In order to convert all of you into radium-age believers I urge you to read ↑Joshua Glenn’s great essays. In his crusade Joshua goes well beyond just writing about the radium age:
I’ve enlisted two visionary bookfuturists (my HiLobrow colleague ↑Matthew Battles, and publisher ↑Richard Nash) and we’ve started ↑HiLoBooks. This year, we’re ↑serializing (at HiLobrow) and then publishing in paperback form six classics Radium Age science fiction titles. The first three—Jack London’s ↑The Scarlet Plague, Rudyard Kipling’s ↑With the Night Mail, and Arthur Conan Doyle’s ↑The Poison Belt—are coming out this spring; they are available for pre-ordering now. Join the crusade!
ALDISS, BRIAN WILSON. 1973. Billion year spree: The true history of science fiction. London: Weidenfeld and Nicolson.
ALDISS, BRIAN WILSON AND DAVID WINGROVE. 1986. Trillion year spree: The history of science fiction. New York: Atheneum.

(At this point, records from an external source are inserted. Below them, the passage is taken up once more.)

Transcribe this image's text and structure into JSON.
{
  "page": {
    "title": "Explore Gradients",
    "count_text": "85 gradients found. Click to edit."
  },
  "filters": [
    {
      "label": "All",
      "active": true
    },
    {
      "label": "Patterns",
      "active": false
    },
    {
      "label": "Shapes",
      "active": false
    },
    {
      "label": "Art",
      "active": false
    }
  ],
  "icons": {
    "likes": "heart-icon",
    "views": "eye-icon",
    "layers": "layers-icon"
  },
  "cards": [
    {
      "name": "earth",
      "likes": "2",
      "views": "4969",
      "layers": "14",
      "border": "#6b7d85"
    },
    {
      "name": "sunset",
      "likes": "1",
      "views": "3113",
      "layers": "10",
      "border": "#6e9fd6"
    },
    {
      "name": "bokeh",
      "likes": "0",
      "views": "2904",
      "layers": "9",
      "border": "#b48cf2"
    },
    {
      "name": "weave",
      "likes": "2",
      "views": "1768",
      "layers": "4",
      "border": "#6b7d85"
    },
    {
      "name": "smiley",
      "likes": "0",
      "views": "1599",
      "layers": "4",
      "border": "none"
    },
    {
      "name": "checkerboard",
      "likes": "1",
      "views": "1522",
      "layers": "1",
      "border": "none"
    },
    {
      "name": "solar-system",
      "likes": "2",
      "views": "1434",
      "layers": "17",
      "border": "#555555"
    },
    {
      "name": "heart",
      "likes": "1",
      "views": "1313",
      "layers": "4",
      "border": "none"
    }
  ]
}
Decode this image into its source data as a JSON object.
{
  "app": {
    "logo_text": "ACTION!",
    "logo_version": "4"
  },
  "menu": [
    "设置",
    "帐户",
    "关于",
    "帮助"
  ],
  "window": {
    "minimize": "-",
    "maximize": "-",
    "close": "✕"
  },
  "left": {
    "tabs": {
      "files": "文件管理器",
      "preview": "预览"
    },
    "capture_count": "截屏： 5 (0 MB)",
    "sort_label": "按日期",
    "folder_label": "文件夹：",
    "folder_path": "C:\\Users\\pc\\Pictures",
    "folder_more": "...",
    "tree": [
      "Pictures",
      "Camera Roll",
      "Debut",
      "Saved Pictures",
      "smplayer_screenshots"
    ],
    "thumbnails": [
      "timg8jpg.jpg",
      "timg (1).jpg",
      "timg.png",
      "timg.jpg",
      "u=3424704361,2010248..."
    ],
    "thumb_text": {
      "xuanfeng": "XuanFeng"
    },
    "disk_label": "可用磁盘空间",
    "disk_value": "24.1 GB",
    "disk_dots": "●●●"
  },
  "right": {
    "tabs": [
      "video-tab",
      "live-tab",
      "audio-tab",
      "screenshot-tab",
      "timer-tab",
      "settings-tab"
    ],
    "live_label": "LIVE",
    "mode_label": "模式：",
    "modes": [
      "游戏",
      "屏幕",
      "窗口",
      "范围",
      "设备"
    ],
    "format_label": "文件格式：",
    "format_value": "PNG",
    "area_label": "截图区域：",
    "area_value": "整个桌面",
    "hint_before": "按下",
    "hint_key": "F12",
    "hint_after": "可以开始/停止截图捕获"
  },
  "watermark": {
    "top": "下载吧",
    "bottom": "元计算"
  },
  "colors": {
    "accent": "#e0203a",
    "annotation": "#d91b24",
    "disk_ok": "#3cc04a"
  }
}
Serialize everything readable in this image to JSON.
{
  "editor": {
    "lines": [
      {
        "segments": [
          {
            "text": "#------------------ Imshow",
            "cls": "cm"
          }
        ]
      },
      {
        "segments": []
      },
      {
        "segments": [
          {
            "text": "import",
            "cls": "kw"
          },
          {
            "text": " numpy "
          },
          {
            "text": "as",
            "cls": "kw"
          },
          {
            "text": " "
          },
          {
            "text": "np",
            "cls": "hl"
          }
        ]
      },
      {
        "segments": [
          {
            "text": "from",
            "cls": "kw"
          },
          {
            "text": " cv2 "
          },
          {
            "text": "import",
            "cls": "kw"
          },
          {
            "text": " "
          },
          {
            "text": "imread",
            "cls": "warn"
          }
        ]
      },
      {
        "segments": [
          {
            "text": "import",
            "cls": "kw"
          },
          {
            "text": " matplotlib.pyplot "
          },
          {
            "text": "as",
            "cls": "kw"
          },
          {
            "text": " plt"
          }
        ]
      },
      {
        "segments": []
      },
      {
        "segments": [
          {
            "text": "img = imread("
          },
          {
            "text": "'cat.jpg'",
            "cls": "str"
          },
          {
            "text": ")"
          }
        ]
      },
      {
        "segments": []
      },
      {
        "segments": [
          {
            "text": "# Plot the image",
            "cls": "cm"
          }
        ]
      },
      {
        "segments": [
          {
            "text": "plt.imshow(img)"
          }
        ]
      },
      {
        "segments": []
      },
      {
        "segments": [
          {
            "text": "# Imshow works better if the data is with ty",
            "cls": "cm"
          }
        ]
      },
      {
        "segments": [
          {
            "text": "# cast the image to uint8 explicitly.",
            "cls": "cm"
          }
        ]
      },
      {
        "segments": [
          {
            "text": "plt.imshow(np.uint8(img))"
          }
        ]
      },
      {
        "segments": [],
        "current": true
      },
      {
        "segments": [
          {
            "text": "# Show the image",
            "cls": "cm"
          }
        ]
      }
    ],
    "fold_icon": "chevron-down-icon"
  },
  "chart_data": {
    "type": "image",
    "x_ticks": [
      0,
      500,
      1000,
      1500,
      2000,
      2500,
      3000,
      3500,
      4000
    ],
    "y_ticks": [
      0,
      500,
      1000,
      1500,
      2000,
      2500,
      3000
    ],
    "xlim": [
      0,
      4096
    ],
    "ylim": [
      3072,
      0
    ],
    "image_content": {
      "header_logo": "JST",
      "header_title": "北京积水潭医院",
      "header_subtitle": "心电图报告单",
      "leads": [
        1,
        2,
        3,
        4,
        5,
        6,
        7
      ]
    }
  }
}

LONDON, JOHN GRIFFITH ‘JACK’ (aka
JOHN GRIFFITH CHANEY). 1907. ↓The iron heel.
New York: Macmillan.
LONDON, JOHN GRIFFITH ‘JACK’ (aka
JOHN GRIFFITH CHANEY). 1910. ↓The scarlet plague.
New York: Macmillan.
With all the hype around information technology in all its guises as our times’ core technology, about virtual worlds and social media, Tim Heffernan’s ‘↑The machines that made the Jet Age‘ (a follow-up to his ‘↑Iron Giant‘ in the Atlantic) comes handy as a healthy reality check. Heffernan explains and stresses the role of gigantic forging presses as the machines that made the jet age possible. ‘This is the ↑story of the birth of the Jet Age—but it’s anchored firmly to the ground:’
Isn’t it a wonderful irony [pun not intended] that in order to make machines as light as possible you do need incredibly heavy machines. I think that steampunk and related æsthetics serve as reminders to the reality of heavy machinery and hardware in general.